Hale showed a photograph of one net stone, collected by the Bureau of Ethnology in 1884, which has been listed as a sinker.
“Turn it the other way up and I call it wearable art,” Hale said, possibly a pendant on a necklace. “It is the only one I’ve ever seen in the collection of Yellowstone National Park.”
Testing the test
Seeking a definitive answer on whether early visitors ate fish, MacDonald decided to run a test. He used a stone tool to cut up a Yellowstone cutthroat trout and then sent it to the lab that had been testing the other Yellowstone artifacts for animal proteins. He did not inform the lab of what he’d done. The test came back negative for fish proteins.
“Needless to say the lab was shocked,” MacDonald said. “Here we have pretty good evidence that the antiserum wasn’t working.”
But at a cost of $300 a test, it will be a while before the university can afford to have the artifacts properly retested.
Despite the failed tests, MacDonald is fairly convinced that early people weren’t visiting Yellowstone Lake to fish.
“That’s pretty crazy, huh?” he said. “Because when we go to Yellowstone Lake, we go to fish.”
Instead, he believes the main draw was a plentiful supply of nearby plants used for medicine and food. Artifact sites near the lake are concentrated on the northern end, closer to large meadows.
“There are more than 200 different plant species in Yellowstone,” MacDonald pointed out. “Sixty of them are edible or medicinal.
“We know that plants were just as much of a draw as animal. Gathering plants was huge, hugely important.”
Nabokov and Loendorf agree: Hunting and gathering groups in the Great Basin – which extends into Yellowstone – had a diet that consisted of 30 to 70 percent of roots, seeds, nuts and berries.
Still, Nabokov and Loendorf note that the Sheep Eaters were well schooled in capturing fish with weirs or baskets placed in rivers and streams.
“Although the Sheep Eaters were familiar with hooks and lines, they probably caught more fish with dams, weirs and fish baskets traps. Wherever the water channeled through a narrows, at lake inlets or stream shallows, they positioned temporary weirs or brush dams. Driving the fish into them, it was easy to spear or scoop them out with basket nets,” they write.

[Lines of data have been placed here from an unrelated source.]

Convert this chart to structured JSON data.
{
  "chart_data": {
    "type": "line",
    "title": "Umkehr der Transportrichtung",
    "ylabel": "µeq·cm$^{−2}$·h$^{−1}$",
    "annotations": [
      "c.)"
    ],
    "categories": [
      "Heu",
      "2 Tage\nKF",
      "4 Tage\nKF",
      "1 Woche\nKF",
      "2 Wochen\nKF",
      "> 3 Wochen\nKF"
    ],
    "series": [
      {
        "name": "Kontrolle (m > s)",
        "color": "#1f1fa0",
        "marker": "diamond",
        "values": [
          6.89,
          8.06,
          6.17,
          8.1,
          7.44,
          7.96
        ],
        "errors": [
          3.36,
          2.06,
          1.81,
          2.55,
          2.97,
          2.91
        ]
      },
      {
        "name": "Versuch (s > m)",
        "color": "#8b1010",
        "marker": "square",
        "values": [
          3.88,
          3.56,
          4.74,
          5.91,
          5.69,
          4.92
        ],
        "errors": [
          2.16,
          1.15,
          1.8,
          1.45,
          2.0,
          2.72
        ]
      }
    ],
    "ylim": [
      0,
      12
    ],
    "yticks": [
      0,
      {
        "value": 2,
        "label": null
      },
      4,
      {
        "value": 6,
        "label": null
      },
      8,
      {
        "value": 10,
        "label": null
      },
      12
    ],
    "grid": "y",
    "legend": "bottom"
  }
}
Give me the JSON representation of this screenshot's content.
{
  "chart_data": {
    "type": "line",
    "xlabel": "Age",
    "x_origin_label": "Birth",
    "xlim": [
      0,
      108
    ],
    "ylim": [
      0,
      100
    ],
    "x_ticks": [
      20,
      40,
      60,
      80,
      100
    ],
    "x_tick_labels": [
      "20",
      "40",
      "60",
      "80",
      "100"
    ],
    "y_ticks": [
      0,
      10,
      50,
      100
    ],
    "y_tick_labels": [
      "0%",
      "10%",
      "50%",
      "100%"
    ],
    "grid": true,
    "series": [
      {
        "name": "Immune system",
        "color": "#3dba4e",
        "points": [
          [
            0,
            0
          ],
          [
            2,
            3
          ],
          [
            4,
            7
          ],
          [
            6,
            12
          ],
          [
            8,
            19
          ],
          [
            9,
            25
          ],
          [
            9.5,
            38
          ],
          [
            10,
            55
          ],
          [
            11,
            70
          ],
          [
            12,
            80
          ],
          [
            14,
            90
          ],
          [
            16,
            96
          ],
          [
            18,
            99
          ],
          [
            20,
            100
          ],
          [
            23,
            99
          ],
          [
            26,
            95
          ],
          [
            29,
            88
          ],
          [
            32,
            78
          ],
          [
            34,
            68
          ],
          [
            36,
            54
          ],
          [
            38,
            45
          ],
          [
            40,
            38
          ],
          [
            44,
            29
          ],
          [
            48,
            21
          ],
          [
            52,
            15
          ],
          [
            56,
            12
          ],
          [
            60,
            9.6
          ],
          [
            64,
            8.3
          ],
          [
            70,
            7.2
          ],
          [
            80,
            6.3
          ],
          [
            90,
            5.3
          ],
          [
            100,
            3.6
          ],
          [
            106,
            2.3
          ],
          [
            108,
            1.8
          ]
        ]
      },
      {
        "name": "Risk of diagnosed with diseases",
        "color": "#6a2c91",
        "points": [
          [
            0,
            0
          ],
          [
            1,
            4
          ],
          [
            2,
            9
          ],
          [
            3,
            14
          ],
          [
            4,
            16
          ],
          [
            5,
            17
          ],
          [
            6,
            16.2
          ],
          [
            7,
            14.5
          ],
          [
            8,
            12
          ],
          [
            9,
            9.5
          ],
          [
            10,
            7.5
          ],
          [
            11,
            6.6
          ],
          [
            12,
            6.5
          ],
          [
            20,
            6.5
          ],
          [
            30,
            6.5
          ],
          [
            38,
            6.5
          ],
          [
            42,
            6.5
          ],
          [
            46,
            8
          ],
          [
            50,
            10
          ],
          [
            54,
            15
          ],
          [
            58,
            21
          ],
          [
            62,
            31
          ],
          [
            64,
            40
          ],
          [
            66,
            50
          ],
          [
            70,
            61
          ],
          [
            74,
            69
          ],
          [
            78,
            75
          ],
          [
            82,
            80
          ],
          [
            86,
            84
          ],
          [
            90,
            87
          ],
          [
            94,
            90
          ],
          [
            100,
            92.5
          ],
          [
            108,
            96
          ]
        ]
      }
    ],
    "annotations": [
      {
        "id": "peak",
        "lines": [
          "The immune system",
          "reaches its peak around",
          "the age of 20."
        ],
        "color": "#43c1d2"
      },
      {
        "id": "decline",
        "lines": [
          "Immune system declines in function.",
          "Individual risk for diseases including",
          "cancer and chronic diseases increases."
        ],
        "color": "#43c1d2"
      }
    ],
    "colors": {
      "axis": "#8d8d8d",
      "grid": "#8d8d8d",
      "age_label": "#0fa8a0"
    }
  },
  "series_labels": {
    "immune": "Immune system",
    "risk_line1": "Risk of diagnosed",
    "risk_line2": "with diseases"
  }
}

“It makes perfect sense that the Shoshone and Bannock did fish,” MacDonald said of the two related tribes. He noted that the Blackfeet and Crow tribes may have not, since they recount legends of a large monster in Yellowstone Lake.
But MacDonald said his crew’s excavations have found no weirs and no native fish remains at any lake site. The problem is that the acidic soils around the lake don’t preserve bone well, so small fish bones could have deteriorated.
So he posed the question: “Does the absence of evidence equal the evidence of absence?”
The weirs could easily have been swept away in high water or, since they were made of plant materials, could simply have disintegrated. Or maybe the ancient visitors to Yellowstone Lake utilized tools that archaeologists aren’t recognizing as fishing tools, MacDonald further speculated.
“I don’t think they were fishing that much, but it still remains to be seen,” he said. "We need to dig a little deeper.”